A, Venn diagram showing proteins, O-glycoproteins and O-glycosites found in TAFs monocultures and cocultures analyzed by mass spectrometry. B, Pie charts showing the main classes of the differentially O-glycosylated proteins after coculture identified by mass spectrometry. C, Heat map and summary table of the differentially O-glycosylated proteins and glycan heterogeneity after coculture with HCC827. Venn Diagram showing the overlap of targets (D) and the DE pathways identified in TAFs cocultures (relative to control monoculture) (E) using different methods of analysis. F, Bar graph highlighting a sample of the top enriched pathways in TAFs cocultures at the genomic, proteomic and O-glycoproteomic levels. CDK4 (G) and RB1 (H) protein domains and O-glycan positions.

Figure 6.. O-glycosylation of the CDK4-Rb axis in TAFs modulates Palbociclib efficacy.

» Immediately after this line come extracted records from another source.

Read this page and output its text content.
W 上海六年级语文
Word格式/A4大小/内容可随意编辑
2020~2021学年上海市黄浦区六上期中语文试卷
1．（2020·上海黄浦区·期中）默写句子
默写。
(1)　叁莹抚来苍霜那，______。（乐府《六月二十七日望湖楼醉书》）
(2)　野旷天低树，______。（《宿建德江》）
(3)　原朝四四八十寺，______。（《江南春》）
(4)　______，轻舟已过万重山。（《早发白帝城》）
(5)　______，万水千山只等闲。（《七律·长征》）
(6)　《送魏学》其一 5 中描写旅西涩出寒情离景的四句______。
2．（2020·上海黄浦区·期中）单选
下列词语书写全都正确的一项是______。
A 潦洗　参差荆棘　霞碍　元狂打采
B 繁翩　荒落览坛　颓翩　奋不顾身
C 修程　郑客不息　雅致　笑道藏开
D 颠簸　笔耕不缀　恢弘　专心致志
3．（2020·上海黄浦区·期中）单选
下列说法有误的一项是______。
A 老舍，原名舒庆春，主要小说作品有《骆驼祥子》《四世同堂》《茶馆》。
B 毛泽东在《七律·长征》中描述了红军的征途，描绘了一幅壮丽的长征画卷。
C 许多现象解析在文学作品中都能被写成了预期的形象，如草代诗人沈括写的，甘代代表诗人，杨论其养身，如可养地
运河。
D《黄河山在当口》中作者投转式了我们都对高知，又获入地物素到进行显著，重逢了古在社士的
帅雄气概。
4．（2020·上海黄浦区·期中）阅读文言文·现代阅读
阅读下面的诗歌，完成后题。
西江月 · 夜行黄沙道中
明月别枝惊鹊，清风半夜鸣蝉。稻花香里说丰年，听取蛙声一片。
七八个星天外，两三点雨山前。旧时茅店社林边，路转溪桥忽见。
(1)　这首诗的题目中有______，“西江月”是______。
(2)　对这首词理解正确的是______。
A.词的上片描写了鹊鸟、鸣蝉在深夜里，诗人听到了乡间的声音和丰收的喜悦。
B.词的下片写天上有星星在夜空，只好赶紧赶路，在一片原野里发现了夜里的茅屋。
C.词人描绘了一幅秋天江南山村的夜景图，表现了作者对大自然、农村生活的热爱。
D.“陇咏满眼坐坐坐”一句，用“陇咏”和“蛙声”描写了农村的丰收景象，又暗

A, Phase-contrast microcopy of TAFs:HCC827 cocultures treated with 10 μM DON, 1 μM palbociclib or a combination of both. White arrowheads show examples of TAFs that have gained an activated TCFs-like morphology. B, Force-directed layout of TAFs cocultures showing proliferative (upper gate) and non-proliferative (lower gate) TAFs and (C) bar graph quantification of percentage ratios relative to non-treated cocultures. Bar graph quantification showing all conditions of TAFs mono- and cocultures relative to untreated monoculture for (D) proliferative and (E) non-proliferative TAFs. Force-directed layout of HCC827 cocultures showing proliferative (left gate) and non-proliferative (right gate) cancer cells (F) and bar graph quantification of percentage ratios relative to non-treated cocultures. G, Bar graph quantification showing all conditions of HCC827 mono- and cocultures relative to non-treated monoculture for (H) proliferative and (I) non-proliferative cancer cells. Results are from two independent experiments with biological replicates combined (TAFs from specimens 1 and 3).

Figure 7.. Decreased O-glycosylation with DON treatment indirectly prevents EMT in HCC827.

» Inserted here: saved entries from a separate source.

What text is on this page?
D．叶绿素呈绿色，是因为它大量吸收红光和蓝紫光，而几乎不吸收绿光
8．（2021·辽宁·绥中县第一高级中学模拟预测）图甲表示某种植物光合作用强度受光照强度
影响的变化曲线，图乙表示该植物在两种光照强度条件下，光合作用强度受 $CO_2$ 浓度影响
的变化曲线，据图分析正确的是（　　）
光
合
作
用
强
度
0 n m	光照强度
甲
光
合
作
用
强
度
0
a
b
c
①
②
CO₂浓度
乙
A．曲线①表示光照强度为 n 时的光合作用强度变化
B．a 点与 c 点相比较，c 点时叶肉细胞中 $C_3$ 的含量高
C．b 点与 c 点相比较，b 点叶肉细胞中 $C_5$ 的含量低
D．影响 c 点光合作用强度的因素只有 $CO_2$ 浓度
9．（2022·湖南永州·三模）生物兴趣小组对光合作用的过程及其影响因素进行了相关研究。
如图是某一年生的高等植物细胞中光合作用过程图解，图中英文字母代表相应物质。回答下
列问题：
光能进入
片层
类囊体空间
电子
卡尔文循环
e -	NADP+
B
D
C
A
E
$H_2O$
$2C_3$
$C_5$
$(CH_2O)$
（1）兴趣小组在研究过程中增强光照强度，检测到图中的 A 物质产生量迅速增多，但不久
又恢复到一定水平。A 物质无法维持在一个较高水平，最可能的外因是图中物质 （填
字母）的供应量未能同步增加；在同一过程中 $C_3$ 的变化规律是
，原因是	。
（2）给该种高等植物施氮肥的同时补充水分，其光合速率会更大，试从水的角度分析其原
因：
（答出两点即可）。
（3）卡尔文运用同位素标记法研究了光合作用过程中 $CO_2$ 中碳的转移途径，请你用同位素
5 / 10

A, Immunofluorescence staining of HCC827-eGFP:TAFs coculture showing a decrease of the mesenchymal marker CD44 in cancer cells after treatment with DON and palbociclib. Cancer cells are represented by green pseudo color. TAFs are represented by red pseudo color only. CD44+ cancer cells are represented by co-staining with green and red pseudo colors. White arrowheads represent examples of CD44+ cancer cells. B, Summary figure of the main findings of the study showing that EMT in HCC827 and O-glycosylation of the CDK4-pRB axis in the stroma are induced in TAFs:HCC827 cocultures; this is prevented with the combination treatment of DON and palbociclib.